Les pieuvres sont des prédateurs diurnes qui cessent leur activité le soir. Leurs téguments sont sans cesse en modification de couleur et de texture. Ce comportement peut relever du signalement (communication entre individus, c’est particulièrement le cas lors des périodes de frai pour les mêmes comme pour les femelles).
Mais dans la plupart des cas, il s’agit d’un réflexe de camouflage pour leurrer soit un prédateur, soit une proie. De par leur tégument surchargé en cellules spécialisées, les pieuvres peuvent se transformer à la volée en bloc de corail, en éponge ou en banc de sable. Avec la couleur adéquate et la texture correspondante.
Ces modifications tégumentaires reposent sur trois éléments principaux.
1 – concernant la couleur, un système de pigments et de réflecteurs (quasi miroirs) permet de reconstituer la couleur et l’intensité lumineuse due l’environnement immédiat. Les pigments, allant du jaune au rouge, sont situés dans des milliers de saccules situés dans les strates supérieures de la peau, appelées lipophores., . Au repos, ils constituent des taches minuscules, mais des petits muscles peuvent écarter ces poches pigmentées et les couleurs se révèlent de manière à créer des motifs au plus proche des objets qui l’entourent.
2 – Les cellules réfléchissantes sont de deux types.
A -Celles qui renvoient la lumière qu’elles reçoivent : la peau du mollusque est alors blanche pour une lumière blanche, bleue pour une lumière bleue … l’animal devient quasiment invisible. Encore mieux, certains calmars « allument » sous eux des bactéries luminescentes qui éclairent uniquement vers le bas, ce qui annule les effets d’ombre, l’effacement est parfait !
B – Les secondes sont comme des bulles de savon qui par un phénomène d’irrisation, reflètent des couleurs différentes selon l’angle de vue.
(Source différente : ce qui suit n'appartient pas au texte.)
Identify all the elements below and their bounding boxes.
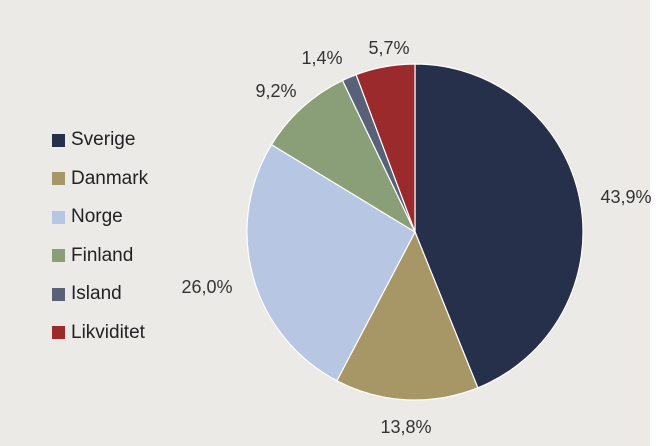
legend-swatch-norge bbox=[52, 210, 65, 224]
legend-label-finland: Finland bbox=[71, 244, 134, 266]
legend-label-norge: Norge bbox=[71, 206, 123, 228]
legend-item-norge: Norge bbox=[52, 198, 148, 237]
legend-swatch-likviditet bbox=[52, 326, 65, 340]
legend-item-likviditet: Likviditet bbox=[52, 314, 148, 353]
data-label-finland: 9,2% bbox=[255, 81, 296, 101]
legend-swatch-finland bbox=[52, 249, 65, 263]
data-label-likviditet: 5,7% bbox=[368, 38, 409, 58]
legend-item-finland: Finland bbox=[52, 237, 148, 276]
data-label-norge: 26,0% bbox=[181, 277, 232, 297]
legend-label-likviditet: Likviditet bbox=[71, 321, 145, 343]
legend-swatch-danmark bbox=[52, 172, 65, 186]
legend-label-island: Island bbox=[71, 283, 122, 305]
data-label-sverige: 43,9% bbox=[600, 187, 651, 207]
legend-item-island: Island bbox=[52, 275, 148, 314]
data-label-danmark: 13,8% bbox=[380, 417, 431, 437]
legend-item-danmark: Danmark bbox=[52, 160, 148, 199]
legend-swatch-island bbox=[52, 287, 65, 301]
pie-slice-finland bbox=[270, 79, 417, 234]
data-label-island: 1,4% bbox=[301, 48, 342, 68]
pie-slice-norge bbox=[246, 143, 416, 382]
legend-label-danmark: Danmark bbox=[71, 167, 149, 189]
legend-label-sverige: Sverige bbox=[71, 129, 136, 151]
pie-slice-sverige bbox=[414, 63, 584, 389]
pie-slices bbox=[246, 63, 584, 401]
legend-swatch-sverige bbox=[52, 133, 65, 147]
pie-slice-danmark bbox=[336, 230, 479, 401]
pie-labels: 43,9% 13,8% 26,0% 9,2%1,4% 5,7% bbox=[181, 38, 651, 437]
pie-slice-likviditet bbox=[355, 63, 416, 233]
legend-item-sverige: Sverige bbox=[52, 121, 148, 160]
legend: Sverige Danmark Norge Finland Island Lik… bbox=[52, 121, 148, 352]
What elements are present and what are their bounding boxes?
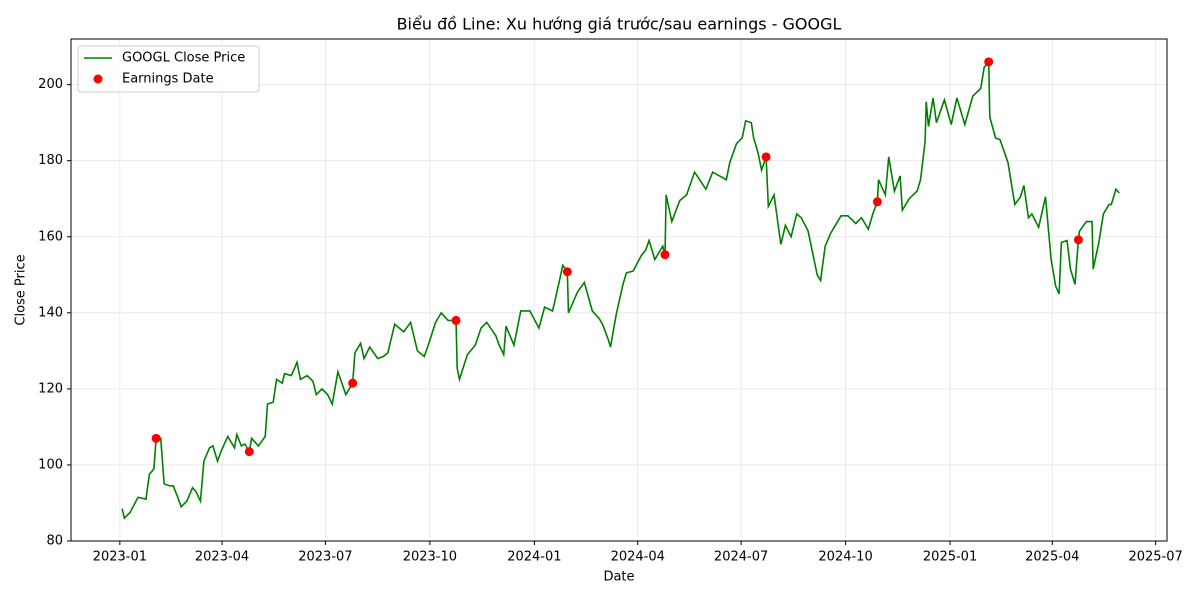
x-tick-label: 2023-04 <box>195 550 249 565</box>
x-tick-label: 2024-04 <box>611 550 665 565</box>
x-tick-label: 2025-04 <box>1025 550 1079 565</box>
earnings-point <box>761 152 771 162</box>
earnings-point <box>348 378 358 388</box>
price-line <box>121 59 1120 520</box>
earnings-point <box>660 250 670 260</box>
earnings-point <box>451 315 461 325</box>
x-axis-label: Date <box>603 570 634 585</box>
chart-title: Biểu đồ Line: Xu hướng giá trước/sau ear… <box>397 15 842 34</box>
x-tick-label: 2023-10 <box>403 550 457 565</box>
y-tick-label: 180 <box>38 153 63 168</box>
y-axis-label: Close Price <box>14 254 29 325</box>
legend-box <box>77 45 260 93</box>
earnings-point <box>1073 235 1083 245</box>
y-tick-label: 160 <box>38 229 63 244</box>
y-tick-label: 140 <box>38 305 63 320</box>
x-tick-label: 2024-01 <box>507 550 561 565</box>
y-tick-label: 80 <box>46 534 63 549</box>
legend: GOOGL Close Price Earnings Date <box>77 45 260 93</box>
x-tick-label: 2023-07 <box>298 550 352 565</box>
earnings-point <box>872 197 882 207</box>
y-tick-label: 200 <box>38 77 63 92</box>
earnings-point <box>984 57 994 67</box>
x-tick-label: 2024-07 <box>714 550 768 565</box>
x-tick-label: 2025-01 <box>923 550 977 565</box>
x-tick-label: 2024-10 <box>818 550 872 565</box>
legend-marker <box>93 74 103 84</box>
x-tick-label: 2023-01 <box>93 550 147 565</box>
legend-label: Earnings Date <box>122 72 214 87</box>
plot-frame <box>70 38 1168 542</box>
earnings-point <box>562 267 572 277</box>
y-tick-label: 120 <box>38 381 63 396</box>
legend-label: GOOGL Close Price <box>122 51 245 66</box>
x-tick-label: 2025-07 <box>1128 550 1182 565</box>
earnings-point <box>244 447 254 457</box>
earnings-point <box>151 433 161 443</box>
y-tick-label: 100 <box>38 457 63 472</box>
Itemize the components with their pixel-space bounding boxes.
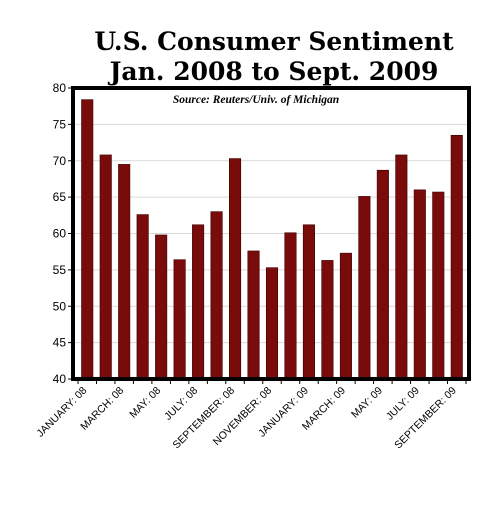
y-tick-label: 80 — [53, 81, 67, 95]
bar — [210, 211, 223, 380]
x-tick-label: MAY: 09 — [349, 385, 385, 421]
x-tick-label: JANUARY: 08 — [34, 385, 89, 440]
bar — [192, 224, 205, 380]
bar — [265, 267, 279, 380]
y-tick-label: 45 — [53, 336, 67, 350]
chart-title-line-2: Jan. 2008 to Sept. 2009 — [108, 57, 439, 86]
y-tick-label: 70 — [53, 154, 67, 168]
y-tick-label: 65 — [53, 190, 67, 204]
bar — [155, 234, 168, 380]
bar — [450, 134, 463, 380]
bar — [118, 164, 131, 380]
x-tick-label: JULY: 08 — [162, 385, 200, 423]
bar — [136, 214, 149, 380]
y-tick-label: 40 — [53, 372, 67, 386]
y-tick-label: 50 — [53, 299, 67, 313]
bar — [395, 154, 408, 380]
source-note: Source: Reuters/Univ. of Michigan — [173, 94, 339, 106]
plot-frame — [71, 86, 471, 381]
bar — [284, 232, 297, 380]
bar — [81, 99, 94, 380]
y-tick-label: 55 — [53, 263, 67, 277]
bar — [99, 154, 112, 380]
bar — [229, 158, 242, 380]
bar — [247, 250, 260, 380]
bar — [358, 196, 371, 380]
y-tick-label: 60 — [53, 227, 67, 241]
bar — [339, 252, 352, 380]
x-tick-label: MAY: 08 — [127, 385, 163, 421]
bar — [413, 189, 426, 380]
bar — [432, 191, 445, 380]
y-tick-label: 75 — [53, 117, 67, 131]
bar — [173, 259, 186, 380]
bar — [321, 260, 334, 380]
bar — [376, 169, 389, 380]
x-tick-label: JULY: 09 — [384, 385, 422, 423]
bar — [302, 224, 315, 380]
chart-title-line-1: U.S. Consumer Sentiment — [94, 27, 454, 56]
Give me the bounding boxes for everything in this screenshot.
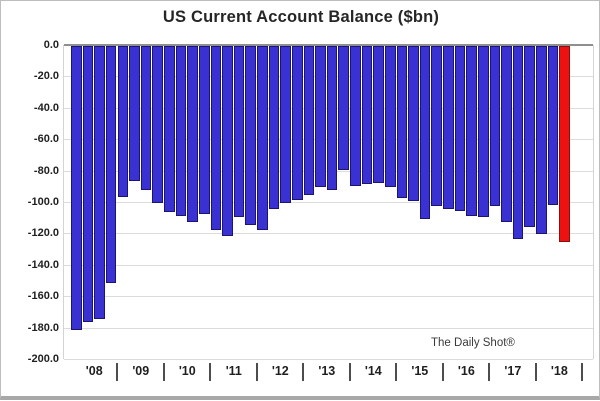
bar-2016-q2 xyxy=(454,46,466,211)
x-axis-separator-tick xyxy=(116,363,118,381)
bar-2014-q1 xyxy=(350,46,361,186)
bar-2012-q1 xyxy=(257,46,268,230)
y-axis-tick-label: -120.0 xyxy=(27,227,59,240)
bar-2017-q2 xyxy=(501,46,512,222)
bar-2010-q4 xyxy=(198,46,210,214)
y-axis-tick-label: -100.0 xyxy=(27,196,59,208)
bar-2008-q1 xyxy=(71,46,82,330)
bar-2008-q2 xyxy=(82,46,94,322)
bar-2010-q2 xyxy=(175,46,187,216)
x-axis-separator-tick xyxy=(162,363,165,381)
x-axis-separator-tick xyxy=(255,363,258,381)
gridline--200.0 xyxy=(64,359,593,360)
bar-2016-q1 xyxy=(443,46,454,209)
gridline--160.0 xyxy=(64,296,593,298)
chart-title: US Current Account Balance ($bn) xyxy=(162,8,440,26)
x-axis-year-label-16: '16 xyxy=(457,364,475,378)
bar-2012-q4 xyxy=(291,46,303,200)
bar-2013-q1 xyxy=(303,46,315,195)
bar-2011-q4 xyxy=(245,46,256,225)
y-axis-tick-label: -200.0 xyxy=(27,353,59,365)
y-axis-tick-label: -20.0 xyxy=(33,70,59,83)
x-axis-separator-tick xyxy=(441,363,444,381)
bar-2017-q3 xyxy=(512,46,524,239)
x-axis-separator-tick xyxy=(581,363,584,381)
bar-2009-q1 xyxy=(117,46,129,197)
zero-gridline xyxy=(64,44,593,46)
x-axis-year-label-18: '18 xyxy=(550,364,568,378)
bar-2015-q1 xyxy=(396,46,408,198)
x-axis-separator-tick xyxy=(209,363,212,381)
y-axis-tick-label: -160.0 xyxy=(27,290,59,303)
x-axis-separator-tick xyxy=(488,363,491,381)
bar-2014-q3 xyxy=(373,46,384,183)
plot-right-spine xyxy=(593,45,594,359)
bar-2017-q4 xyxy=(524,46,536,227)
y-axis-tick-label: -40.0 xyxy=(33,101,59,114)
bar-2009-q4 xyxy=(152,46,163,203)
bar-2011-q2 xyxy=(222,46,233,236)
x-axis-year-label-15: '15 xyxy=(411,364,429,378)
bar-2015-q3 xyxy=(419,46,431,219)
bar-2013-q3 xyxy=(326,46,338,190)
bar-2008-q3 xyxy=(94,46,105,319)
x-axis-year-label-14: '14 xyxy=(364,364,382,378)
y-axis-tick-label: -180.0 xyxy=(27,321,59,334)
x-axis-year-label-11: '11 xyxy=(225,364,242,378)
bar-2012-q3 xyxy=(280,46,291,203)
plot-left-spine xyxy=(63,45,64,359)
bar-2010-q1 xyxy=(164,46,175,212)
bar-2015-q2 xyxy=(408,46,419,201)
y-axis-tick-label: 0.0 xyxy=(43,39,59,51)
bar-2009-q3 xyxy=(140,46,152,190)
bar-2018-q3 xyxy=(559,46,570,242)
bar-2017-q1 xyxy=(489,46,501,206)
gridline--180.0 xyxy=(64,327,593,329)
bar-2013-q2 xyxy=(315,46,326,187)
bar-2016-q4 xyxy=(477,46,489,217)
x-axis-year-label-10: '10 xyxy=(178,364,196,378)
x-axis-separator-tick xyxy=(302,363,305,381)
bar-2013-q4 xyxy=(338,46,350,170)
bar-2009-q2 xyxy=(129,46,140,181)
bar-2011-q3 xyxy=(233,46,245,217)
x-axis-separator-tick xyxy=(534,363,537,381)
gridline--120.0 xyxy=(64,233,593,235)
bar-2012-q2 xyxy=(268,46,280,209)
gridline--100.0 xyxy=(64,202,593,203)
gridline--140.0 xyxy=(64,264,593,266)
bar-2018-q1 xyxy=(536,46,547,234)
x-axis-year-label-17: '17 xyxy=(504,364,522,378)
bar-2015-q4 xyxy=(431,46,443,206)
bar-2014-q4 xyxy=(384,46,396,187)
bar-2010-q3 xyxy=(187,46,198,222)
x-axis-year-label-08: '08 xyxy=(85,364,103,378)
y-axis-tick-label: -60.0 xyxy=(33,133,59,146)
bar-2016-q3 xyxy=(466,46,477,216)
bar-2018-q2 xyxy=(547,46,559,205)
x-axis-separator-tick xyxy=(348,363,351,381)
y-axis-tick-label: -140.0 xyxy=(27,258,59,271)
bar-2014-q2 xyxy=(361,46,373,184)
x-axis-year-label-13: '13 xyxy=(318,364,336,378)
y-axis-tick-label: -80.0 xyxy=(33,164,59,177)
bar-2008-q4 xyxy=(105,46,117,283)
x-axis-year-label-09: '09 xyxy=(132,364,150,378)
daily-shot-watermark: The Daily Shot® xyxy=(431,337,515,349)
x-axis-separator-tick xyxy=(395,363,398,381)
bar-2011-q1 xyxy=(210,46,222,230)
x-axis-year-label-12: '12 xyxy=(271,364,289,378)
Cette combinaison de couleurs et de renvoi-miroir permet aux pieuvres de présenter des couleurs et des motifs sans limite, et en temps réel des modifications du paysage sous marin.
3 – Les modifications de texture reposent sur la présence active de muscles cutanée qui peuvent contracter des portions de tégument pour les épaissir ou leur infliger des élevures qui pourront mimer des végétaux, des minéraux (galets, récifs), voire même des céphalopodes collègues et néanmoins concurrents quant on est en chasse ou en période du frai.
N’oublions par un élément supplémentaire de succès pour un camouflage réussi : la posture. De par sa position (allongée au maximum pour « coller » à un banc de sable, ou au contraire contracté et hérissé de cloques pour se mêler à des algues, la pieuvre sait donner à son corps la taille maximum pour impressionner, ou bien jouer l’effacement, quitte à détaler à la seconde où elle estime que sa ruse est éventée.